11 December 2012, Belfast, UK: The prospect of success in the search for Earth-like exoplanets capable of supporting life is being enhanced with the adoption of the Andor iXon 897 EMCCD camera. The ultra-sensitive EMCCD device was chosen by the Stellar Observation Network Group (SONG) following a study led by Kennet Harpsoe from the Centre for Star and Planet Formation in Copenhagen.

This shows that the camera’s ability to produce images at very high readout speeds and negligible readout noise, even at very low light levels, is ideal for their high frame rate application. The study also shows that this ground-breaking improvement in spatial resolution is not at the expense of photometric accuracy or stability and could improve significantly the photometry of faint stars in extremely dense fields by alleviating crowding.

“Rare gravitational microlensing events, where a star’s gravitational field deviates the light from a background source, enable us to detect objects as small as an Earth-like exoplanet,” says Kennet Harpsoe of SONG. “However, the likelihood that two random stars become sufficiently aligned is vanishingly small and almost all microlensing events occur towards the centre of the Galaxy in the densest fields in the night sky.
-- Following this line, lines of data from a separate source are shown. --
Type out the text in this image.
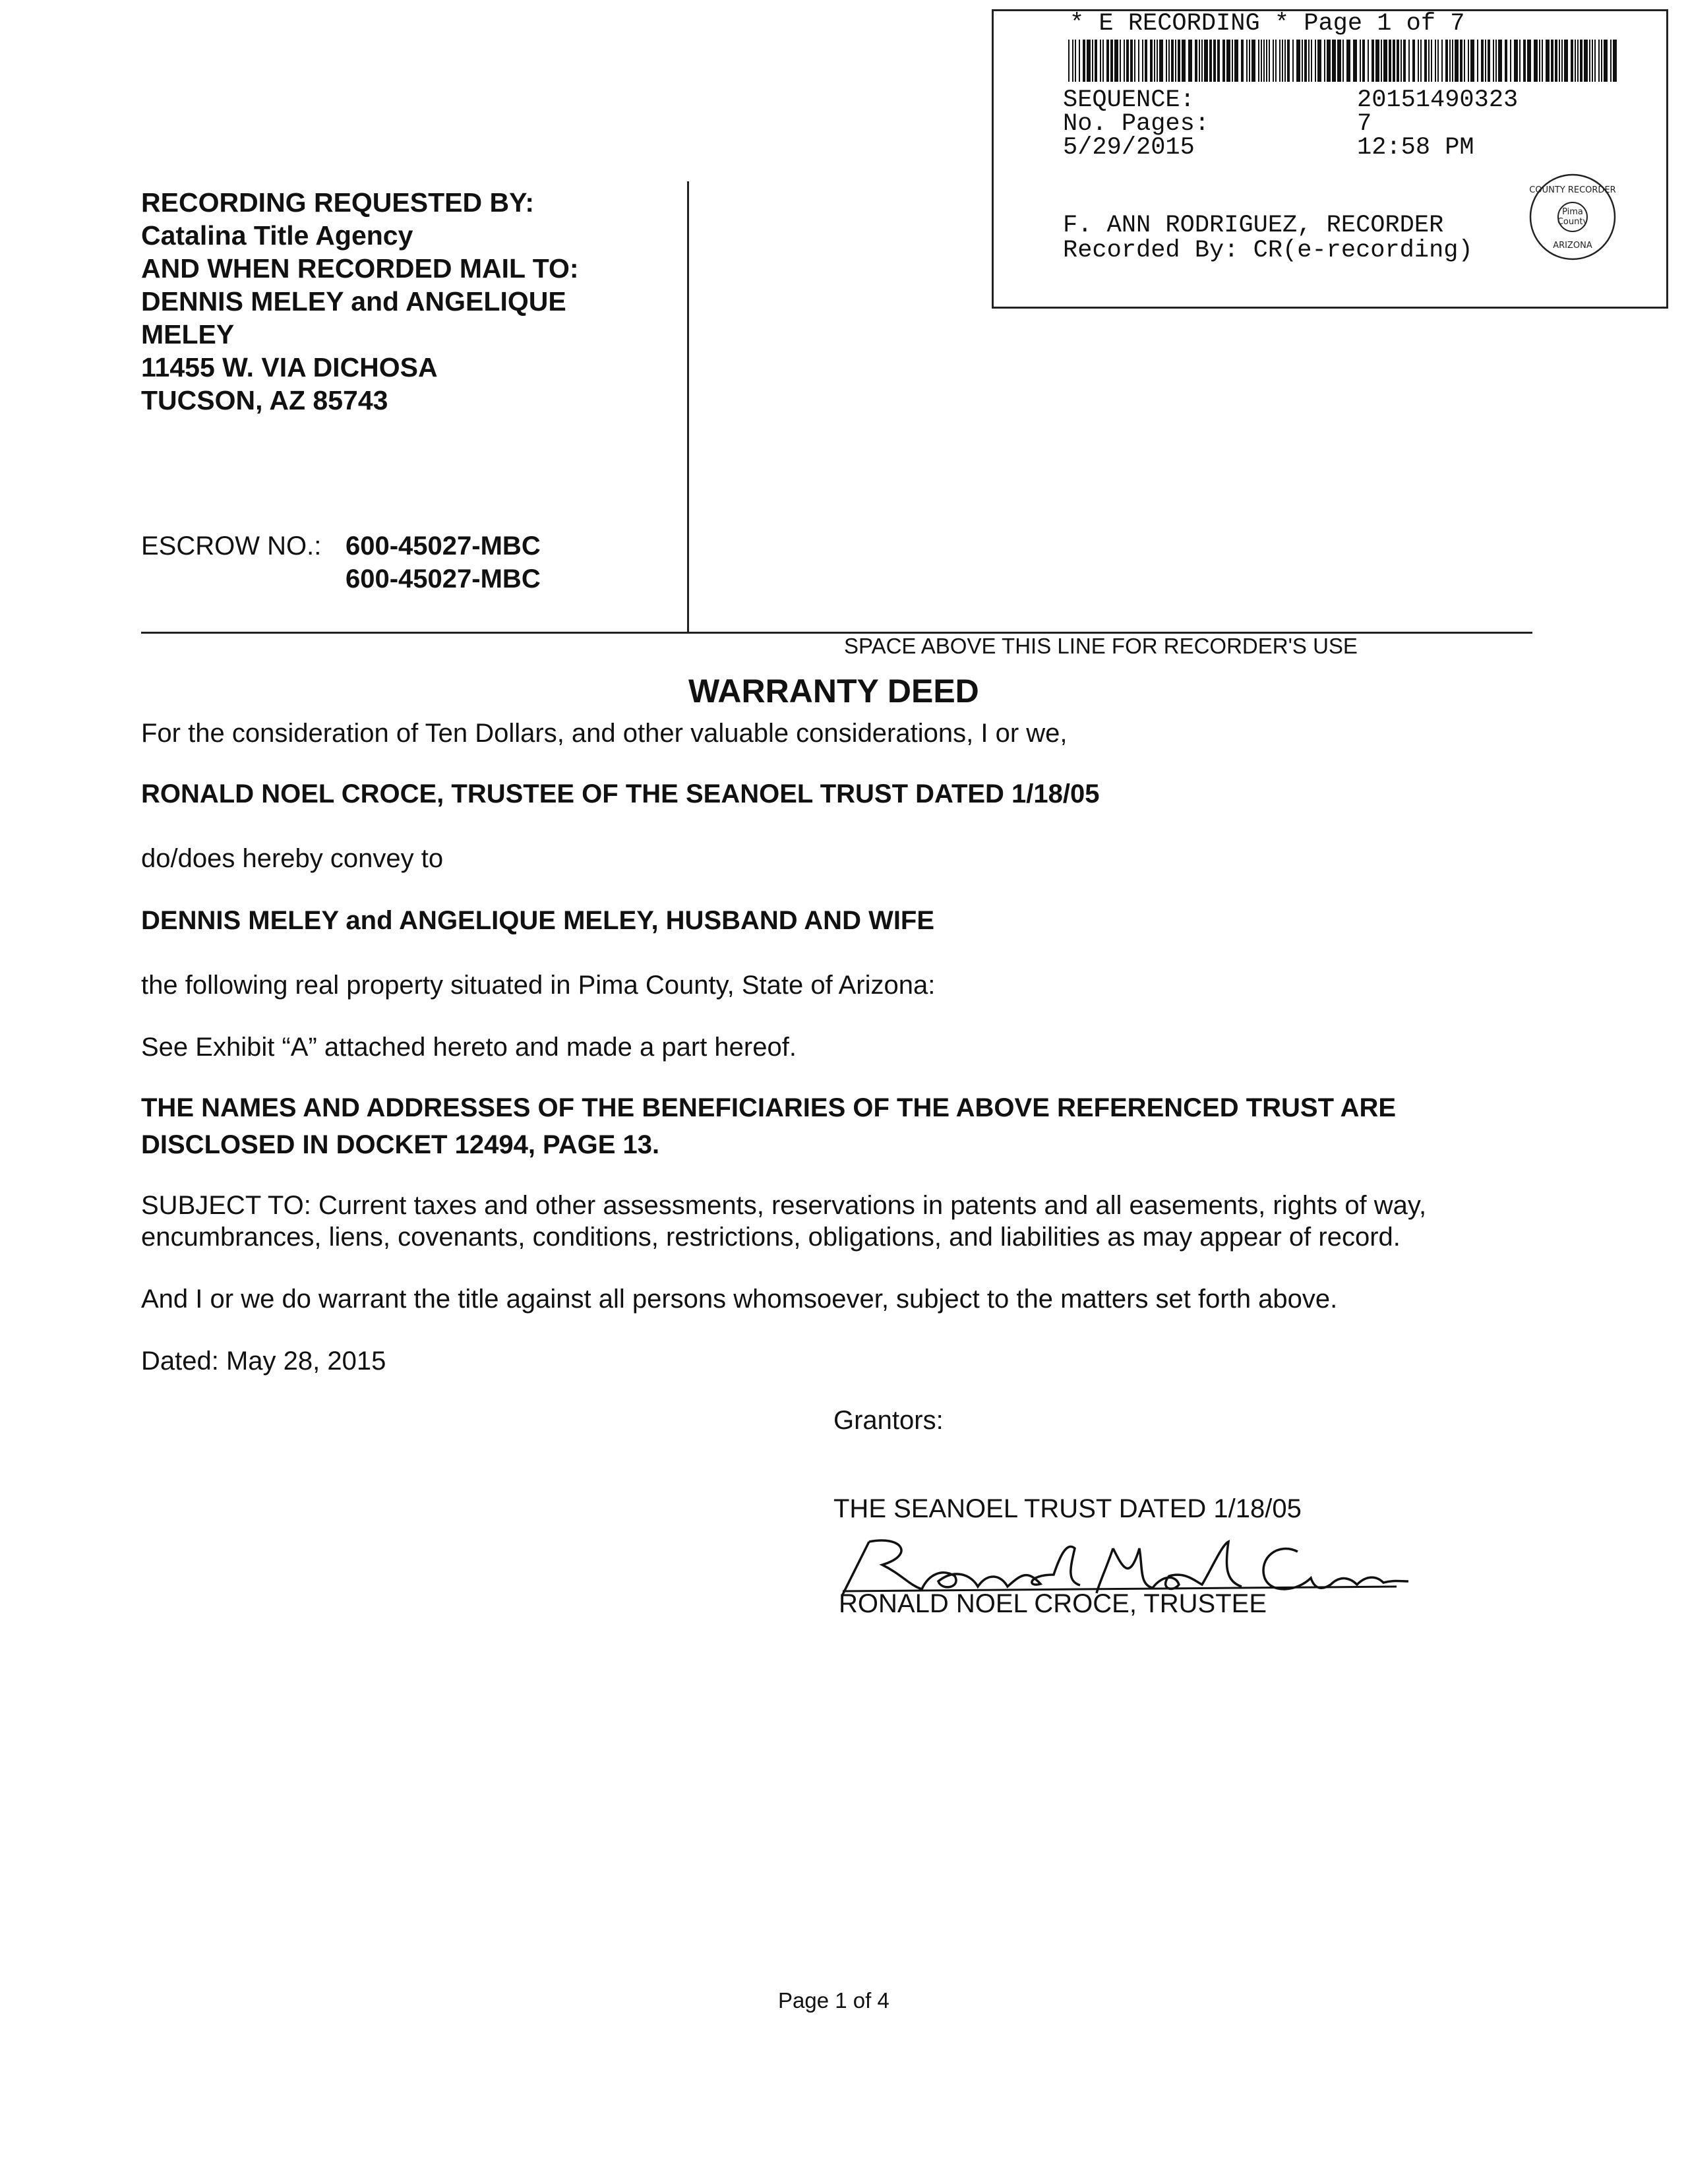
* E RECORDING * Page 1 of 7
SEQUENCE:	20151490323
No. Pages:	7
5/29/2015	12:58 PM
F. ANN RODRIGUEZ, RECORDER
Recorded By: CR(e-recording)
Pima
County
COUNTY RECORDER
ARIZONA
RECORDING REQUESTED BY:
Catalina Title Agency
AND WHEN RECORDED MAIL TO:
DENNIS MELEY and ANGELIQUE
MELEY
11455 W. VIA DICHOSA
TUCSON, AZ 85743
ESCROW NO.: 600-45027-MBC
600-45027-MBC
SPACE ABOVE THIS LINE FOR RECORDER'S USE
WARRANTY DEED
For the consideration of Ten Dollars, and other valuable considerations, I or we,
RONALD NOEL CROCE, TRUSTEE OF THE SEANOEL TRUST DATED 1/18/05
do/does hereby convey to
DENNIS MELEY and ANGELIQUE MELEY, HUSBAND AND WIFE
the following real property situated in Pima County, State of Arizona:
See Exhibit “A” attached hereto and made a part hereof.
THE NAMES AND ADDRESSES OF THE BENEFICIARIES OF THE ABOVE REFERENCED TRUST ARE
DISCLOSED IN DOCKET 12494, PAGE 13.
SUBJECT TO: Current taxes and other assessments, reservations in patents and all easements, rights of way,
encumbrances, liens, covenants, conditions, restrictions, obligations, and liabilities as may appear of record.
And I or we do warrant the title against all persons whomsoever, subject to the matters set forth above.
Dated: May 28, 2015
Grantors:
THE SEANOEL TRUST DATED 1/18/05
RONALD NOEL CROCE, TRUSTEE
Page 1 of 4
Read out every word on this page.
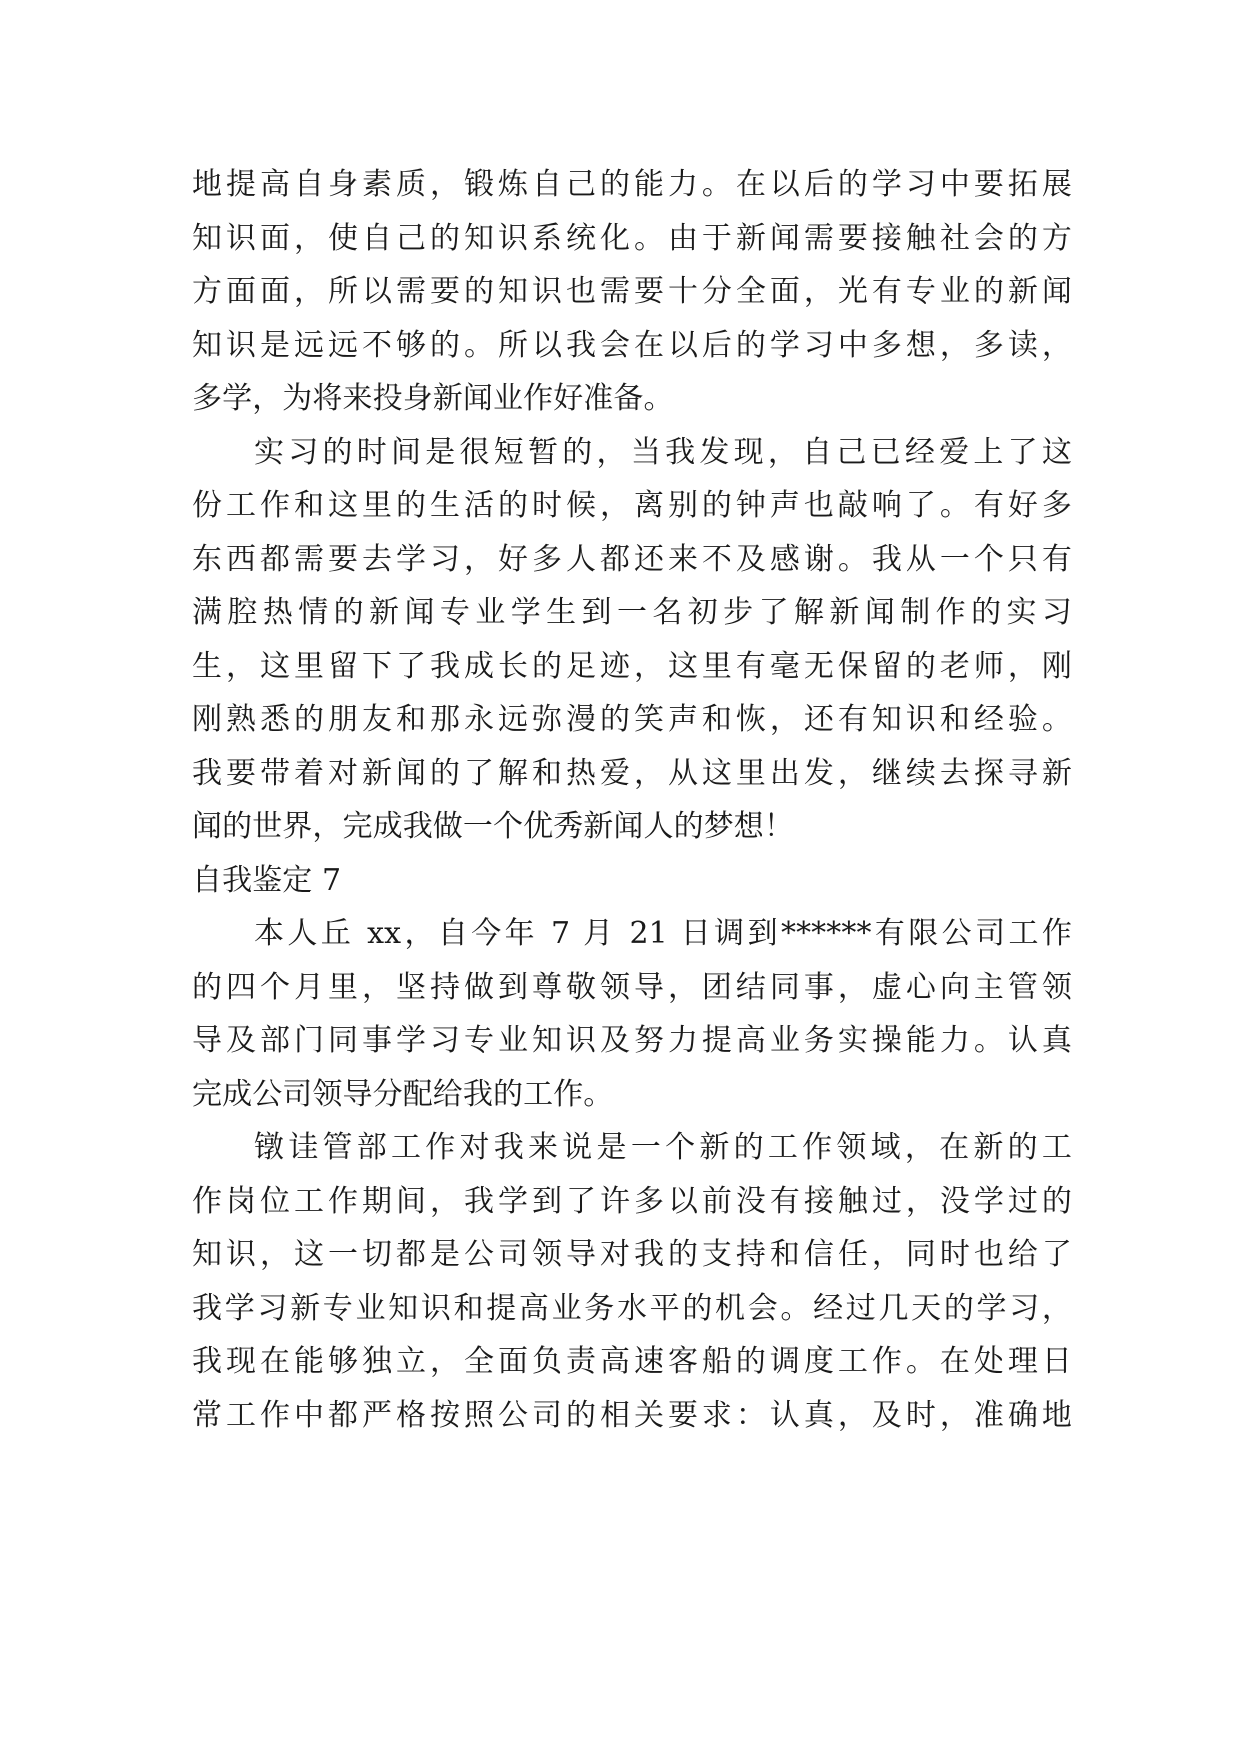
地提高自身素质，锻炼自己的能力。在以后的学习中要拓展
知识面，使自己的知识系统化。由于新闻需要接触社会的方
方面面，所以需要的知识也需要十分全面，光有专业的新闻
知识是远远不够的。所以我会在以后的学习中多想，多读，
多学，为将来投身新闻业作好准备。
实习的时间是很短暂的，当我发现，自己已经爱上了这
份工作和这里的生活的时候，离别的钟声也敲响了。有好多
东西都需要去学习，好多人都还来不及感谢。我从一个只有
满腔热情的新闻专业学生到一名初步了解新闻制作的实习
生，这里留下了我成长的足迹，这里有毫无保留的老师，刚
刚熟悉的朋友和那永远弥漫的笑声和恢，还有知识和经验。
我要带着对新闻的了解和热爱，从这里出发，继续去探寻新
闻的世界，完成我做一个优秀新闻人的梦想！
自我鉴定 7
本人丘 xx，自今年 7 月 21 日调到******有限公司工作
的四个月里，坚持做到尊敬领导，团结同事，虚心向主管领
导及部门同事学习专业知识及努力提高业务实操能力。认真
完成公司领导分配给我的工作。
镦诖管部工作对我来说是一个新的工作领域，在新的工
作岗位工作期间，我学到了许多以前没有接触过，没学过的
知识，这一切都是公司领导对我的支持和信任，同时也给了
我学习新专业知识和提高业务水平的机会。经过几天的学习，
我现在能够独立，全面负责高速客船的调度工作。在处理日
常工作中都严格按照公司的相关要求：认真，及时，准确地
Consequently, the stars appear as a continuum, where only the brightest stars can be distinguished as individual stars.

“The significant improvement in resolution, fast readout times and negligible readout noise brought about by the Andor EMCCD camera is a prerequisite for successfully observing gravitational microlensing events. Our work demonstrates that SONG’s quest to find small, earth-like exoplanets capable of supporting life through our global network of robotic telescopes can go forward with confidence”, concludes Harpsoe.

According to Colin Duncan, an imaging application specialist at Andor, “SONG, the Stellar Observations Network Group, is an initiative of astronomers from the Niels Bohr Institute and Aarhus University and is building a global network of robotic one-metre telescopes to observe any star around the clock, since the telescopes succeed each other as the star passes overhead. Although EMCCD’s have different sources of noise compared to conventional CCDs, Kennet Harpsoe has demonstrated that new methods for photometric reduction can be developed to ensure that the iXon 897 EMCCD is the ideal detector for high frame rate applications where resolution is vital.”

In the 17 years since the discovery of the first planet in orbit around another star, more than 600 exoplanets have been detected. However, almost all are so-called ‘Hot Jupiters’ or ‘Roaster Planets’, giant planets orbiting close to their parent stars with very high surface temperatures, simply because they are the easiest to visualise. To date, telescopic detection of small Earth-like objects capable of supporting life has remained virtually impossible.

Gravitational microlensing is an astronomical phenomenon discussed by Einstein in 1915. It occurs when the light from a distant star or planet is bent due to the gravitational field of a foreground object when they are sufficiently aligned leading to two unresolved images and observable brightening. Since microlensing observations do not rely on the radiation received from the lens object, astronomers can study objects no matter how faint. Therefore, it is an ideal technique to study the galactic population of faint or dark objects, such as brown dwarfs, red dwarfs, white dwarfs, neutron stars, black holes and exoplanets. Since the microlensing effect is wavelength-independent, source objects emitting any kind of electromagnetic radiation may be studied.